Los trabajadores del hospital Gregorio Marañón encabezaban la protesta. Muchos empleados de este hospital se vistieron con sus batas o con sábanas de las camas, como si fueran fantasmas. El color predominante fue el blanco, pero los más jóvenes reconocieron ver su futuro “muy negro”. “No veo posibilidades de trabajo. Así que me tendré que ir fuera de Madrid o de España”, se lamentaba Marta Jiménez, de 30 años y médico residente en el servicio de Cirugía Torácica del hospital de La Princesa.

“¿Por qué los políticos vienen a la pública cuando tienen algo grave?”, se preguntaba Carmen Ignacio, enfermera del Gregorio Marañón desde hace 33 años. La respuesta, en su opinión, es porque “funciona estupendamente”. “Este plan va a degenerar en una premisa: o te gastas el dinero o te mueres”, añadió crudamente Mariam Jiménez, también enfermera. “Se va a perder la asistencia sanitaria de calidad”, subrayaba.

El temor compartido es que la gestión privada haga caer la calidad de la sanidad. Rian Villaseñor, de 30 años, sabe que ese miedo no es infundado. Esta enfermera trabajó hasta el pasado septiembre, cuando la despidieron, en el hospital de La Princesa; antes ejerció en una clínica privada, en la que asegura que atendía “al doble de pacientes”. “Y no los atiendes igual”, puntualiza.

Jaime García es técnico de Radiología. Lleva 10 años trabajando de noche en el Gregorio Marañón, pero antes trabajó 15 en un hospital de gestión privada. “No funciona, hay enfermos que no les interesa tratar porque son muy caros”, decía entre cánticos a favor de la sanidad pública. “Todos somos conscientes de que hay que recortar, pero no en Salud. Si hubiesen consultado al colectivo, probablemente les hubieran dado muchas ideas”, afirma.
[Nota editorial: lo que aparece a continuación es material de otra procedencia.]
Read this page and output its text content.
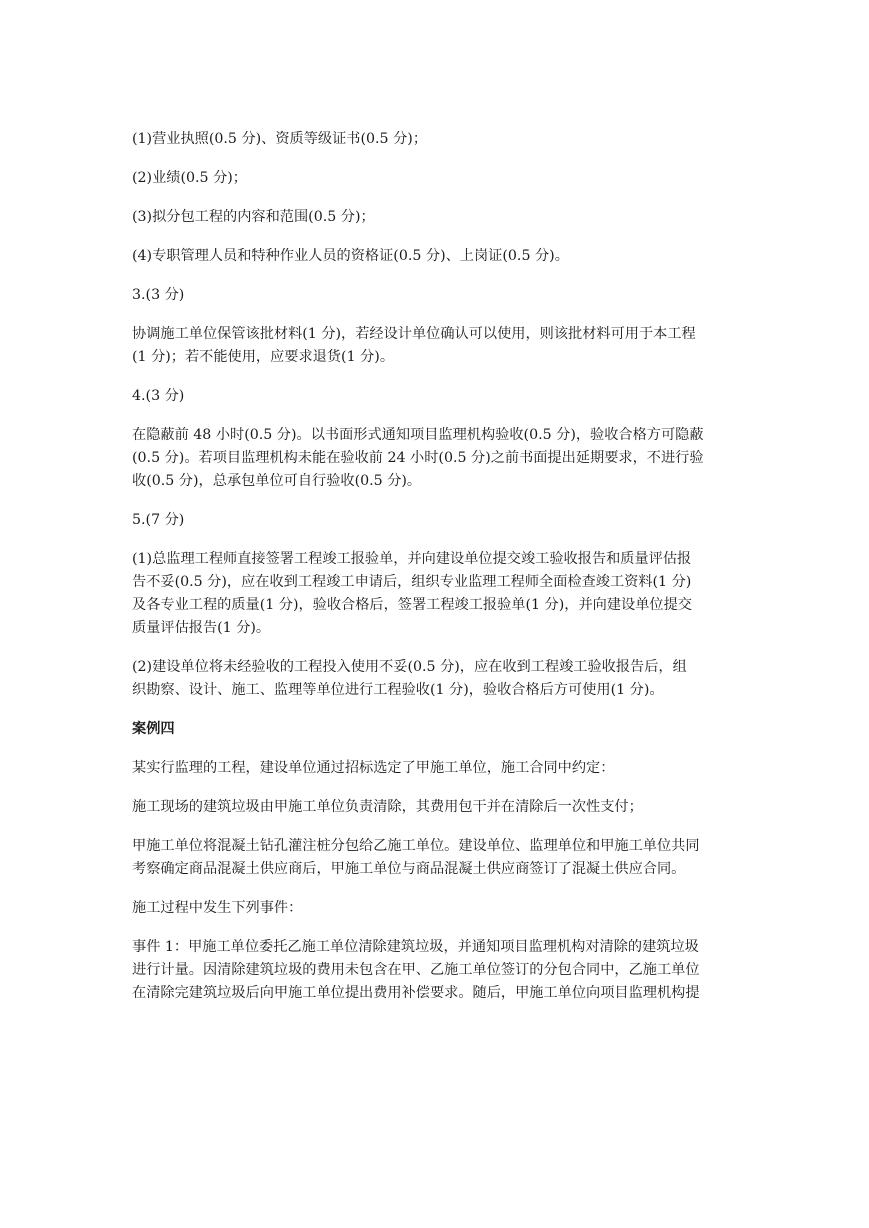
(1)营业执照(0.5 分)、资质等级证书(0.5 分)；
(2)业绩(0.5 分)；
(3)拟分包工程的内容和范围(0.5 分)；
(4)专职管理人员和特种作业人员的资格证(0.5 分)、上岗证(0.5 分)。
3.(3 分)
协调施工单位保管该批材料(1 分)，若经设计单位确认可以使用，则该批材料可用于本工程
(1 分)；若不能使用，应要求退货(1 分)。
4.(3 分)
在隐蔽前 48 小时(0.5 分)。以书面形式通知项目监理机构验收(0.5 分)，验收合格方可隐蔽
(0.5 分)。若项目监理机构未能在验收前 24 小时(0.5 分)之前书面提出延期要求，不进行验
收(0.5 分)，总承包单位可自行验收(0.5 分)。
5.(7 分)
(1)总监理工程师直接签署工程竣工报验单，并向建设单位提交竣工验收报告和质量评估报
告不妥(0.5 分)，应在收到工程竣工申请后，组织专业监理工程师全面检查竣工资料(1 分)
及各专业工程的质量(1 分)，验收合格后，签署工程竣工报验单(1 分)，并向建设单位提交
质量评估报告(1 分)。
(2)建设单位将未经验收的工程投入使用不妥(0.5 分)，应在收到工程竣工验收报告后，组
织勘察、设计、施工、监理等单位进行工程验收(1 分)，验收合格后方可使用(1 分)。
案例四
某实行监理的工程，建设单位通过招标选定了甲施工单位，施工合同中约定：
施工现场的建筑垃圾由甲施工单位负责清除，其费用包干并在清除后一次性支付；
甲施工单位将混凝土钻孔灌注桩分包给乙施工单位。建设单位、监理单位和甲施工单位共同
考察确定商品混凝土供应商后，甲施工单位与商品混凝土供应商签订了混凝土供应合同。
施工过程中发生下列事件：
事件 1：甲施工单位委托乙施工单位清除建筑垃圾，并通知项目监理机构对清除的建筑垃圾
进行计量。因清除建筑垃圾的费用未包含在甲、乙施工单位签订的分包合同中，乙施工单位
在清除完建筑垃圾后向甲施工单位提出费用补偿要求。随后，甲施工单位向项目监理机构提
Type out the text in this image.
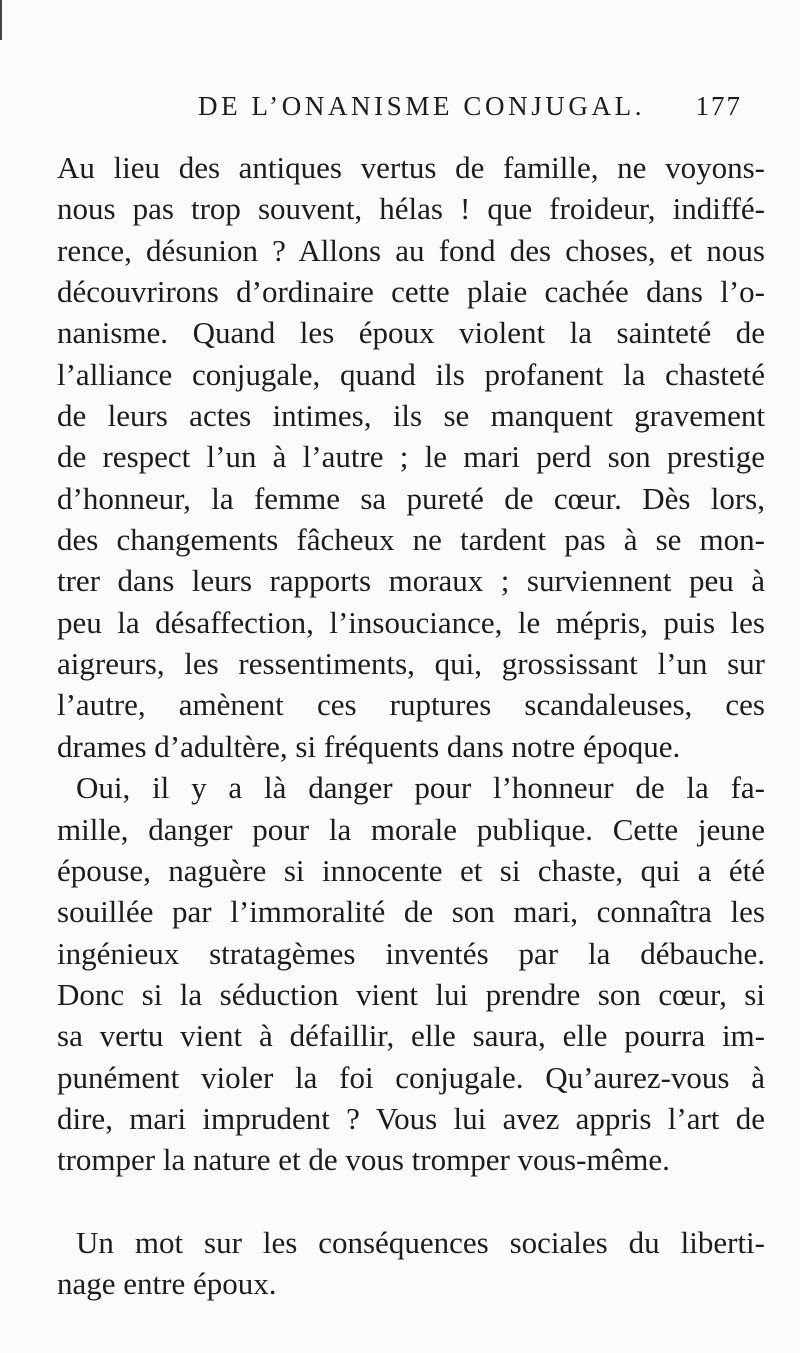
DE L’ONANISME CONJUGAL. 177
Au lieu des antiques vertus de famille, ne voyons-
nous pas trop souvent, hélas ! que froideur, indiffé-
rence, désunion ? Allons au fond des choses, et nous
découvrirons d’ordinaire cette plaie cachée dans l’o-
nanisme. Quand les époux violent la sainteté de
l’alliance conjugale, quand ils profanent la chasteté
de leurs actes intimes, ils se manquent gravement
de respect l’un à l’autre ; le mari perd son prestige
d’honneur, la femme sa pureté de cœur. Dès lors,
des changements fâcheux ne tardent pas à se mon-
trer dans leurs rapports moraux ; surviennent peu à
peu la désaffection, l’insouciance, le mépris, puis les
aigreurs, les ressentiments, qui, grossissant l’un sur
l’autre, amènent ces ruptures scandaleuses, ces
drames d’adultère, si fréquents dans notre époque.
Oui, il y a là danger pour l’honneur de la fa-
mille, danger pour la morale publique. Cette jeune
épouse, naguère si innocente et si chaste, qui a été
souillée par l’immoralité de son mari, connaîtra les
ingénieux stratagèmes inventés par la débauche.
Donc si la séduction vient lui prendre son cœur, si
sa vertu vient à défaillir, elle saura, elle pourra im-
punément violer la foi conjugale. Qu’aurez-vous à
dire, mari imprudent ? Vous lui avez appris l’art de
tromper la nature et de vous tromper vous-même.
Un mot sur les conséquences sociales du liberti-
nage entre époux.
Si, como decía el portavoz de UPyD, Luis de Velasco, no había datos para asegurar que la gestión en manos privadas sea más efectiva, el debate recibió nuevos alientos con un trabajo de la revista Journal of Health Policy, Politics and Law. En él, los autores, de la Universidad de Duke, afirman que “aunque los efectos variarán dependiendo de la forma de la financiación privada”, ellos concluyen que “es más fácil” que esta “perjudique que beneficie a los sistemas públicos”.

Lo que parece claro es que Madrid ha adoptado un camino que ya inició la Comunidad Valenciana y hacia el que se dirige también Castilla-La Mancha, aunque la protesta en Madrid, por unitaria, esté siendo la más visible. Lo que no es tan evidente es su ahorro.

 

La Federación de Asociaciones de Defensa de la Sanidad Pública (FADSP) insiste en que, según sus cálculos, el modelo de gestión privada encarece a medio y largo plazo la atención en más del 25%. Para calcularlo, la FADSP ha dividido el presupuesto de cada centro por el número de camas y el resultado es que, por ejemplo, la plaza de un centro privado como el Infanta Leonor cuesta más de 500.000 euros al año, mientras que el más caro de los públicos, el del Clínico, está en 337.000.

A las 19.30, la cabecera de la manifestación llegó a Sol, donde una pancarta resumía el malestar ciudadano: “No enferméis por encima de vuestras posibilidades”.